In an accompanying editorial, Michael L. Dansinger, MD, MS, and Ernst J. Schaefer, MD, from Tufts University Human Nutrition Research Center in Boston, Massachusetts, call this a "landmark study... [because the] trial provide[d] a unique opportunity to examine long-term effects of an ad libitum low-fat dietary pattern on body weight and the relationship between weight changes and specific changes in dietary components." However, they continue to describe that the findings on long-term weight change are "somewhat underwhelming." Again, total weight loss at 1 year for the intervention group was only 2.2 kg with a 1.9-kg difference between the intervention and control groups at 1 year and only a 0.4-kg difference after 7.5 years of follow-up.

The editorialists suggest that the dietary intervention should have included the goal of weight reduction. They also stress that weight loss for an individual will not occur without physical activity and belief (by physician and patient) in lifestyle change, regardless of the dietary intervention applied. Citing their own study, published in the January 5, 2005, issue of JAMA, they explain that better adherence leads to better results.

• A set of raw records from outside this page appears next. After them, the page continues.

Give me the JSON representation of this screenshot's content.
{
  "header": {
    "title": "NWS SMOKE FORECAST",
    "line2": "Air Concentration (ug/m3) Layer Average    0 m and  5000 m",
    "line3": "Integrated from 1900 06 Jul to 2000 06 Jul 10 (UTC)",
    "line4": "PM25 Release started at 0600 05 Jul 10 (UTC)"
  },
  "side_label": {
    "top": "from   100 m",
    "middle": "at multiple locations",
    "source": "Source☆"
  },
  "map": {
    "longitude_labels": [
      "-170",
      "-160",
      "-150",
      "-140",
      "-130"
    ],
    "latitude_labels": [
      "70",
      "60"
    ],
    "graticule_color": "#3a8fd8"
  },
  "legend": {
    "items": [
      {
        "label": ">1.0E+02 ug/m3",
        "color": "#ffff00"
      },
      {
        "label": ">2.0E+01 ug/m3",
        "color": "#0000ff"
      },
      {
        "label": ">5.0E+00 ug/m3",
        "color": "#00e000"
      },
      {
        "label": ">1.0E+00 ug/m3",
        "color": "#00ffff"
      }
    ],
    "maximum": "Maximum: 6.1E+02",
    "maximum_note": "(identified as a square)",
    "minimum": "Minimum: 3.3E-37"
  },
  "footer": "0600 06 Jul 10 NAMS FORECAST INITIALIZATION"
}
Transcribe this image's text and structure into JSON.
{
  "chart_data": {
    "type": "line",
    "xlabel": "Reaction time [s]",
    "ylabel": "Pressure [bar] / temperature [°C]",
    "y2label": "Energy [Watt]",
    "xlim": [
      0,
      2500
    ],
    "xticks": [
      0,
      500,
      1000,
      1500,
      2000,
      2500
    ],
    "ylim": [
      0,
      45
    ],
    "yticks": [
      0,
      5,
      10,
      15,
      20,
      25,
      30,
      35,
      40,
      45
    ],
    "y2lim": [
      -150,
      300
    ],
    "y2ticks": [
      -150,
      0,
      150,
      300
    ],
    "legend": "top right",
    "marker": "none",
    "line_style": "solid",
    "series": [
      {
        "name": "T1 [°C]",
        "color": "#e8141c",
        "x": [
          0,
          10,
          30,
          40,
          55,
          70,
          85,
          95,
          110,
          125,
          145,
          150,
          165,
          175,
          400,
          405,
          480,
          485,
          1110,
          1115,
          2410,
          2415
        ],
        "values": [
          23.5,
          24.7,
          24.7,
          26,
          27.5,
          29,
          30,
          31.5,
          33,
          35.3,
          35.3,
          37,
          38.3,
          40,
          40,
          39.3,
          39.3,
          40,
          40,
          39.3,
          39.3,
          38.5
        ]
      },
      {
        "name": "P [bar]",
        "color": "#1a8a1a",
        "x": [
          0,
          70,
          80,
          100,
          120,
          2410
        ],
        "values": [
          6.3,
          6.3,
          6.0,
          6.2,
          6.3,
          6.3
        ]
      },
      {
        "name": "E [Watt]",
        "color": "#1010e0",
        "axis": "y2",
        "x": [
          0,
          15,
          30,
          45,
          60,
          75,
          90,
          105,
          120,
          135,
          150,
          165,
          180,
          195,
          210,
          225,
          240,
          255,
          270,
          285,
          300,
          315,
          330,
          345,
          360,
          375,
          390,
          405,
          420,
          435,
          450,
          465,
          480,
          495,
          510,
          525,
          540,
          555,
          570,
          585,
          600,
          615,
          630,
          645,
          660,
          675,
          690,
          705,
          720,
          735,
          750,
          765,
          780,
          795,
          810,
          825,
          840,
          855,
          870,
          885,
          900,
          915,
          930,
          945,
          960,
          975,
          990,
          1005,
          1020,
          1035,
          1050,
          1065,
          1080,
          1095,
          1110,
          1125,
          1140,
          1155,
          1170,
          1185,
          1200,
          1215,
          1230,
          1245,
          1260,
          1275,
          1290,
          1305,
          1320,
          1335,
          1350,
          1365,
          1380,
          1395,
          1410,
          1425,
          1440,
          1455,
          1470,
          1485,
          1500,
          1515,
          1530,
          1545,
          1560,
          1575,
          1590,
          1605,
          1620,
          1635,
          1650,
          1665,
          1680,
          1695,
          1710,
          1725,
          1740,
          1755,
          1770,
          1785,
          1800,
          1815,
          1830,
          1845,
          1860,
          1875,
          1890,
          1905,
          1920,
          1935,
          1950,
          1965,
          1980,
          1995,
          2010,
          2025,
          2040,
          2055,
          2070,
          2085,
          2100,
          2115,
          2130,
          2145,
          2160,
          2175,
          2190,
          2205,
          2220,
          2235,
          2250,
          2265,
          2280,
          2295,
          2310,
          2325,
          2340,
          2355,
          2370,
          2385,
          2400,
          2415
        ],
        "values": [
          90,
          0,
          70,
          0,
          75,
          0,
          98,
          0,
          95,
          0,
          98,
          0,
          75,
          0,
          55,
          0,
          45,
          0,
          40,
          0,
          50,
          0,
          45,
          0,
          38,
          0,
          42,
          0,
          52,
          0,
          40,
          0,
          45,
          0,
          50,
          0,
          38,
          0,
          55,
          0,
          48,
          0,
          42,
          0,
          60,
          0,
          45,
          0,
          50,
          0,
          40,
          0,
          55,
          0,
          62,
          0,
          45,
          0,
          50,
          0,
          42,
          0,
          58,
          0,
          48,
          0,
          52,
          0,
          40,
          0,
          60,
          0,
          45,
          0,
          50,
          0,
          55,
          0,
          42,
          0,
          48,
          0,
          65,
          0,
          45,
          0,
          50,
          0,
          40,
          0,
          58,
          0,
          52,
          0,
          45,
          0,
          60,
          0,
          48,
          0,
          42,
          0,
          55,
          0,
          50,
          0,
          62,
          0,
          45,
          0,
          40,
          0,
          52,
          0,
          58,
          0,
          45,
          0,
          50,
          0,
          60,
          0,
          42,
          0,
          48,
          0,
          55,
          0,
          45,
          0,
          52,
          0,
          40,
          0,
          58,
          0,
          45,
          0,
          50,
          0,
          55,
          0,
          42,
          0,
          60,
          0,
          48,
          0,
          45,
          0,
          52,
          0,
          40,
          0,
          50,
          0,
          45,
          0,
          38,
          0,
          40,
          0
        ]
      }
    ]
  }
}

"Much more work needs to be done on the obesity front, including a concerted collective effort focused on developing reliable methods of facilitating high long-term adherence levels to substantial lifestyle efforts — specifically calorie-reduced eating patterns and much more exercise," Drs. Dansinger and Schaefer write. "That is something on which health advocates and popular diet proponents can agree."